A Week in the Life: Human Again

A weekly summary of the game design work of a regular guy with a full time job and a family with 3 small kids who designs games in some of his spare time.

  • May 16, 2021 7:43 PM

I want to spend time most weeks talking about my design work both as an encouraging example of how someone challenged for spare time can make progress on game designs, and to offer some incidental insights into how I view the design process that could be interesting or helpful. I intend this to show how I break down my process into digestible nuggets of work that can be done between my job, family, and other responsibilities.

So here's what I worked on this week.


The big thing this week is that I attended the first in-person Game Designers of NC meeting in my area since March 2020. I think there was at least one in Asheville earlier, but that's a 4 hour drive so I didn't attend (also they didn't tell me about it so I guess I'm allowed to hate the Asheville group now). I brought both Poisoners' Soirée and Culmination, and they are both shorter games that I was able to get to the table. I also played a snappy 6 player 4X game, an 18 card RPG, and a crunchy low-luck co-operative game that other designers brought.
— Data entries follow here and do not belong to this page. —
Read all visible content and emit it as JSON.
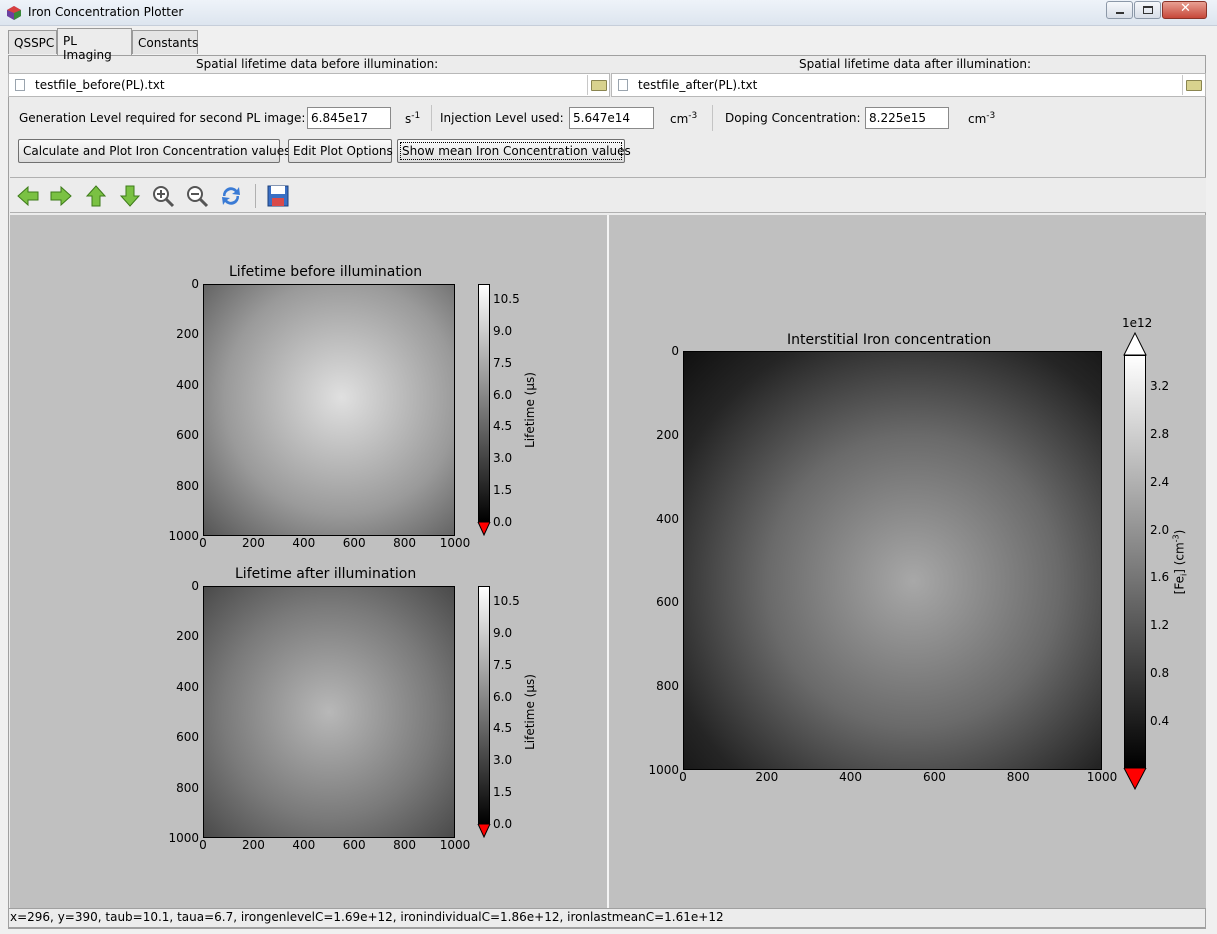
{
  "window": {
    "title": "Iron Concentration Plotter"
  },
  "tabs": [
    {
      "label": "QSSPC"
    },
    {
      "label": "PL Imaging"
    },
    {
      "label": "Constants"
    }
  ],
  "files": {
    "before_header": "Spatial lifetime data before illumination:",
    "after_header": "Spatial lifetime data after illumination:",
    "before_file": "testfile_before(PL).txt",
    "after_file": "testfile_after(PL).txt"
  },
  "params": {
    "generation_label": "Generation Level required for second PL image:",
    "generation_value": "6.845e17",
    "generation_unit": "s",
    "generation_unit_exp": "-1",
    "injection_label": "Injection Level used:",
    "injection_value": "5.647e14",
    "injection_unit": "cm",
    "injection_unit_exp": "-3",
    "doping_label": "Doping Concentration:",
    "doping_value": "8.225e15",
    "doping_unit": "cm",
    "doping_unit_exp": "-3"
  },
  "buttons": {
    "calculate": "Calculate and Plot Iron Concentration values",
    "edit": "Edit Plot Options",
    "mean": "Show mean Iron Concentration values"
  },
  "toolbar_icons": [
    "back-icon",
    "forward-icon",
    "pan-up-icon",
    "pan-down-icon",
    "zoom-in-icon",
    "zoom-out-icon",
    "refresh-icon",
    "save-icon"
  ],
  "plots": {
    "before": {
      "title": "Lifetime before illumination",
      "xticks": [
        "0",
        "200",
        "400",
        "600",
        "800",
        "1000"
      ],
      "yticks": [
        "0",
        "200",
        "400",
        "600",
        "800",
        "1000"
      ],
      "cbar_ticks": [
        "10.5",
        "9.0",
        "7.5",
        "6.0",
        "4.5",
        "3.0",
        "1.5",
        "0.0"
      ],
      "cbar_label": "Lifetime (μs)"
    },
    "after": {
      "title": "Lifetime after illumination",
      "xticks": [
        "0",
        "200",
        "400",
        "600",
        "800",
        "1000"
      ],
      "yticks": [
        "0",
        "200",
        "400",
        "600",
        "800",
        "1000"
      ],
      "cbar_ticks": [
        "10.5",
        "9.0",
        "7.5",
        "6.0",
        "4.5",
        "3.0",
        "1.5",
        "0.0"
      ],
      "cbar_label": "Lifetime (μs)"
    },
    "iron": {
      "title": "Interstitial Iron concentration",
      "xticks": [
        "0",
        "200",
        "400",
        "600",
        "800",
        "1000"
      ],
      "yticks": [
        "0",
        "200",
        "400",
        "600",
        "800",
        "1000"
      ],
      "cbar_ticks": [
        "3.2",
        "2.8",
        "2.4",
        "2.0",
        "1.6",
        "1.2",
        "0.8",
        "0.4"
      ],
      "cbar_multiplier": "1e12",
      "cbar_label": "[Fe",
      "cbar_label_sub": "i",
      "cbar_label_end": "]  (cm",
      "cbar_label_exp": "-3",
      "cbar_label_close": ")"
    }
  },
  "status": "x=296, y=390, taub=10.1, taua=6.7, irongenlevelC=1.69e+12, ironindividualC=1.86e+12, ironlastmeanC=1.61e+12"
}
Poisoners' Soirée needed a maximum player test with the latest changes, and it hit a lot of what I was hoping it would. It's got an I-pick-you-choose mechanism where a player scoops some cubes and offers them to another player. The current system has both the scooper and another player picking 1 cube each, and if the scoop had more than 2 cubes the rest are dumped back in the bowl. Usually a scoop will not have a lot of cubes, but we tried a variation where the players go back and forth until ALL the scooped cubes are selected. That ended up adding a lot of edge cases and unclear rules, made the turns more uneven for players, and was a generally worse experience. So now we know not to do that.

We talked about the deduction aspect of Poisoners' Soirée too. Deduction games have a narrow zone where they are balanced. You want players to have some information pretty early so they can make informed decisions. If you allow players to get too much information too quickly then the end of the game is solvable and not fun. And if there isn't enough information to go around then the whole game is effectively random. I've played with both extreme players counts (3 players and 6 players) and I feel like the flow of information was good. I'm going to connect with Ude (we're co-designing this game) to compare notes and see if we've got any other concerns to address.

And then there's Culmination. This was the first non-solo playtest, and it got the standard first playtest treatment (tons went wrong and people found issues with everything). A lot of my takeaways were about the structure of turns and general game flow. I found several places where people behaved in ways I was not going for, and where motivations for decisions didn't line up with my intent. I got a lot of notes and I have a decent idea about how to change the structure before the next test. There were also nuggets that I really liked. I want the game to generate stories about how the players' personas develop and accomplish things during their time playing, and even with all the mechanical and motivational shortcomings there were hints that suggest this game has a potential future where it can facilitate compelling narratives. So it was a good test and gave me lots to work on. I still believe in the game and I believe I can get it where I want it to be.